I have a dataset of sales and purchases on a market place, looking a little like this.
User_ID | Transaction_Type | Date | Amount
1 | Sale | 01/01/14 | 200.00
2 | Purchase | 01/01/14 | 30.00
...
I need to filter out customers who have only bought or sold something versus customers who have bought and sold something at least once.
I am trying to create a function that will check if a user has done both or not. If a user has done both, then the user will be marked as a yes, otherwise no.
So far I have tried doing this,
def user_filter(df):
if df in df['User_ID'].filter(lambda x : ((x['Transaction_Type']=='Sale').any())&((x['Transaction_Type']=='Purchase').any())):
return 'yes'
else:
return 'no'
df['cross'] = df['User_ID'].apply(user_filter)

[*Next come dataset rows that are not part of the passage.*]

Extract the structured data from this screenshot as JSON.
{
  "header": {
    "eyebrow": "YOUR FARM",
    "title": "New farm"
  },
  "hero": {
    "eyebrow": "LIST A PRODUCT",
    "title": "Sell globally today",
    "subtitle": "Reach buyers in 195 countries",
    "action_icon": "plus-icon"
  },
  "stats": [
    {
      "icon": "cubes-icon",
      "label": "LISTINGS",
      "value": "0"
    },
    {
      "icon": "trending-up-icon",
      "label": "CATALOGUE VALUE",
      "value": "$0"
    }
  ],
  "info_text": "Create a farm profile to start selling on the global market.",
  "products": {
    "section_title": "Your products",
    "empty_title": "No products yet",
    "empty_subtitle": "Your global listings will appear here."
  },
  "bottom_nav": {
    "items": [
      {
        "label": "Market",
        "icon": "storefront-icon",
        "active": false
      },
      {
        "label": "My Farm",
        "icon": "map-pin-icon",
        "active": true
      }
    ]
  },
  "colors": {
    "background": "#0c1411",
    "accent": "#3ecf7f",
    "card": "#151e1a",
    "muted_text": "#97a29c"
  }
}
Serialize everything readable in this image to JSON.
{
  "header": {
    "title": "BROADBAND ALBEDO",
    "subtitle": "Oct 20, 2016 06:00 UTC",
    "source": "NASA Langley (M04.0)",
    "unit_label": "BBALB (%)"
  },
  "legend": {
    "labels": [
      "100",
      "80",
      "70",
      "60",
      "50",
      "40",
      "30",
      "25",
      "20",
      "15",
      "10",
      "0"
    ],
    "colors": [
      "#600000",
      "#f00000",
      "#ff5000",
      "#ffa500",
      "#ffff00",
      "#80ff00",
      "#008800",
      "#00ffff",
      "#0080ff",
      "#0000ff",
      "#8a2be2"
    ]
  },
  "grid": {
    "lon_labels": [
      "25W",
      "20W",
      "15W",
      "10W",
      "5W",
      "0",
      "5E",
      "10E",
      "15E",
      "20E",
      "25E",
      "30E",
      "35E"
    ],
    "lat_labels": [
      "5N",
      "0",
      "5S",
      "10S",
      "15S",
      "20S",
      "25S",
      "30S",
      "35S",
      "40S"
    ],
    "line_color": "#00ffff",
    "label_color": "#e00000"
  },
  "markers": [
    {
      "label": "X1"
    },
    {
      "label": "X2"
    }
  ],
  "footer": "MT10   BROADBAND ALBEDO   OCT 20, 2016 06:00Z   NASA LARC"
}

Let's assume later on in the dataset that User_ID 1 will come back as a Purchase. I would hope it would return as :
User_ID | Transaction_Type | Date | Amount | cross
1 | Sale | 01/01/14 | 200.00 | yes
2 | Purchase | 01/01/14 | 30.00 | no
but the following error returns:
'int' object is not subscriptable
When i apply it to the whole dataframe as opposed to just the series, it returns:
KeyError: ('User_ID', 'occurred at index User_ID')